Après la publication de cette liste, Fidel s’en est moqué publiquement, il en a ri et n’a même pas voulu poursuivre le magazine en diffamation, mais déclara à la télévision : "Si l’on trouve un seul centime m’appartenant dans des paradis fiscaux, je démissionnerai aussitôt !" Chiche ! Depuis... rien... rien de rien. Et ce n’est pas faute d’avoir cherché ! Alors la baudruche s’est dégonflée tout à coup... mais la rumeur, elle, court toujours.
Alors voilà que soudain éclate l’affaire des Panama papers ! Quelle aubaine pour tous les pourfendeurs du "régime castriste", pour les accusateurs de tous poils sur la richesse infinie de ce "maudit dictateur" ! Quelle chance pour l’USAID de pouvoir enfin révéler au monde la "gigantesque duperie" de Fidel Castro qu’elle ne cesse de dénoncer ! On va enfin vous ouvrir les yeux, pauvre peuple cubain.
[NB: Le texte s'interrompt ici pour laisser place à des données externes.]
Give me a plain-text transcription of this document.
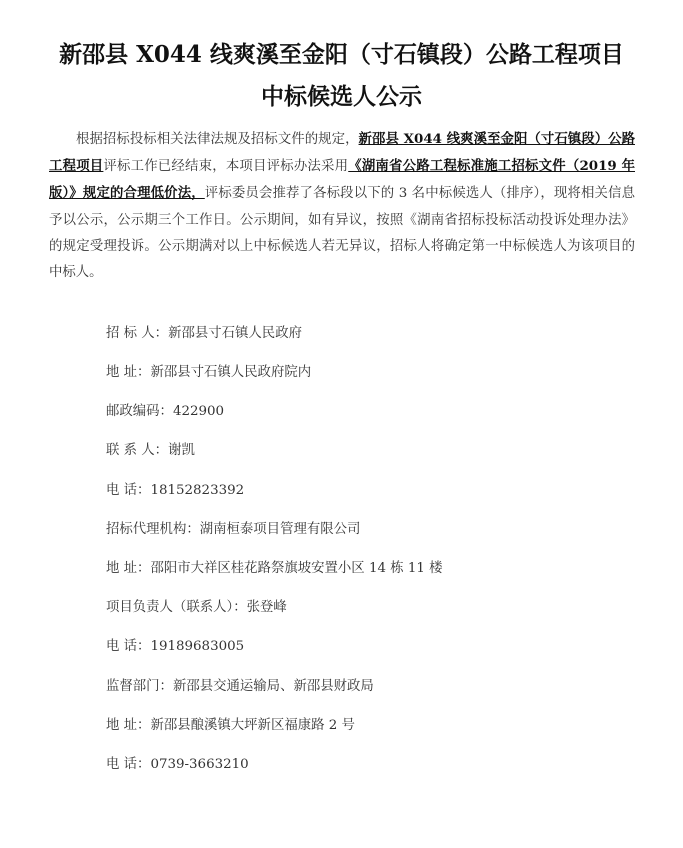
新邵县 X044 线爽溪至金阳（寸石镇段）公路工程项目
中标候选人公示

根据招标投标相关法律法规及招标文件的规定，新邵县 X044 线爽溪至金阳（寸石镇段）公路工程项目评标工作已经结束，本项目评标办法采用《湖南省公路工程标准施工招标文件（2019 年版）》规定的合理低价法，评标委员会推荐了各标段以下的 3 名中标候选人（排序），现将相关信息予以公示，公示期三个工作日。公示期间，如有异议，按照《湖南省招标投标活动投诉处理办法》的规定受理投诉。公示期满对以上中标候选人若无异议，招标人将确定第一中标候选人为该项目的中标人。

招 标 人：新邵县寸石镇人民政府
地 址：新邵县寸石镇人民政府院内
邮政编码：422900
联 系 人：谢凯
电 话：18152823392
招标代理机构：湖南桓泰项目管理有限公司
地 址：邵阳市大祥区桂花路祭旗坡安置小区 14 栋 11 楼
项目负责人（联系人）：张登峰
电 话：19189683005
监督部门：新邵县交通运输局、新邵县财政局
地 址：新邵县酿溪镇大坪新区福康路 2 号
电 话：0739-3663210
Tout va changer maintenant !
Mais ô horreur ! Parmi les 11 millions de documents consultés, pas la moindre ligne, pas le plus petit chiffre, même pas la moindre interprétation possible à se mettre sous la dent. Les Castro n’ont pas un centime dans des fonds offshore... Sourire aux lèvres, j’imagine leurs visages de psychopathes, déformés par la fureur et le constat terrible d’un nouvel échec, les yeux cavés par des nuits sans sommeil à chercher, chercher, chercher... et finalement ne jamais rien trouver.
Tant leurs cerveaux sont saccagés, lessivés par une propagande incessante et grandiloquente où depuis la "ruée vers l’or" de leurs aïeux à aujourd’hui, en passant par l’illusion de "l’american way of life", les seules valeurs qui font de vous un homme respecté aux USA, sont le dollar, l’accumulation de biens et la richesse, ils ne sont plus capables, handicapés du bulbe qu’ils sont, d’entrevoir la possibilité que d’autres valeurs, humaines celles-là, comme la solidarité, la fraternité, le partage, puissent être à la fois le moteur et le sens de la vie de tout un peuple et de forger des dirigeants farouchement fidèles à ces valeurs.